Warren’s Gate was first identified by Charles Warren and Charles Wilson as an entrance into the compound on the Herodian Temple Mount, and has since been the topic of discussion in many studies (Wilson 1880:30, note ++). It is generally assumed that the gate dates to the Second Temple period, when the Herodian Temple Mount was enlarged. The current gate is ascribed by some researchers to the Roman renovations from the time of Aelia Capitolina (Wilson and Warren 1871:17; Weksler-Bdolah 2015:132–133). Most researchers believe that the current gate was renovated between the Umayyad and the Fatimid periods (Burgoyne 1992:116–118, 1999:215; Ritmeyer 2006:34–35; Mazar 2011:93; Mazar, Shalev and Reuven 2011:264–265; Bahat 2013:254). After the gate ceased use, a water reservoir was installed in its space (No. 30 on the British survey map, Warren and Conder 1884:116 [plan], 119). The western facade of Warren’s Gate was exposed in the 1970s and 1980s (Bahat 2013:254). Another archaeological excavation was conducted at the front of the gate in the 1990s, in which a monumental flagstone pavement attributed to the Second Temple period was discovered (Bahat 2013:245–256). Other excavations located near the current site were carried out in the cavities of the Great Causeway on the top of the Street of the Chain directed by D. Bahat, followed by A. Onn (Onn, Weksler-Bdolah and Bar-Nathan 2011; Bahat 2013:28–137). An enormous cross-shaped underground hall is located south of the excavation site. The vaulted hall supports a Mamluk madrasa structure above it (Bahat 2013:222–241). The cross-shaped hall was built inside part of a large ancient pool. The pool’s eastern wall was supported for its entire length on the western wall of the Temple Mount. The wall is 36 m long between Wilson’s Arch and Warren’s Gate. Most researchers believe that the pool postdates the Second Temple period and was constructed in the Roman (Bahat 2013:236–240) or Byzantine periods. In the authors’ opinion, it is possible that the pool dates to as early as the Second Temple period, after the Herodian Temple Mount was enlarged. Its location north of a long Second Temple-period dam, which crosses the Tyropoeon channel, lends credence to this assumption.

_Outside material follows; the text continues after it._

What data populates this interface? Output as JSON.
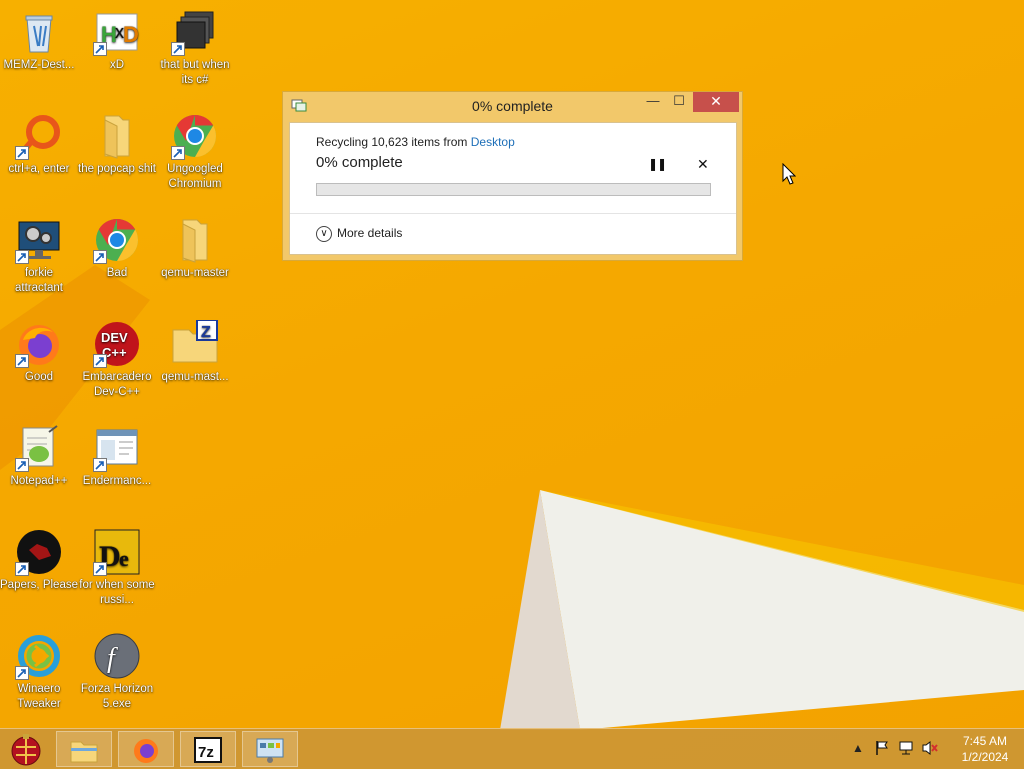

Remains belonging to five construction phases in five strata were identified in the current excavation.
Stratum 1. Middle Ages(?)—post-tenth century CE
The pointed vault built north of the northern part of the cross-shaped hall in the Western Wall tunnels, c. 45 m north of Wilson’s Arch, is ascribed to this period. The excavation (length 5 m, width 2.7 m) was conducted between two north–south walls (W51 on the west and W52 on the east; Fig. 3). Soil fill (L1901, depth c. 0.7 m) was excavated; it contained fragments of pottery vessels, the latest of which is a sherd of a glazed bowl that dates to the twelfth or thirteenth century CE (Crusader or Ayyubid period). The date of the vault is not known for certain; many changes and repairs were carried out on the walls (W51, W52) that support the vault. The bottom courses of the walls were founded on earthen fill containing finds from the ninth–tenth centuries CE. Therefore, it was possible to determine that the current vault postdates the tenth century CE.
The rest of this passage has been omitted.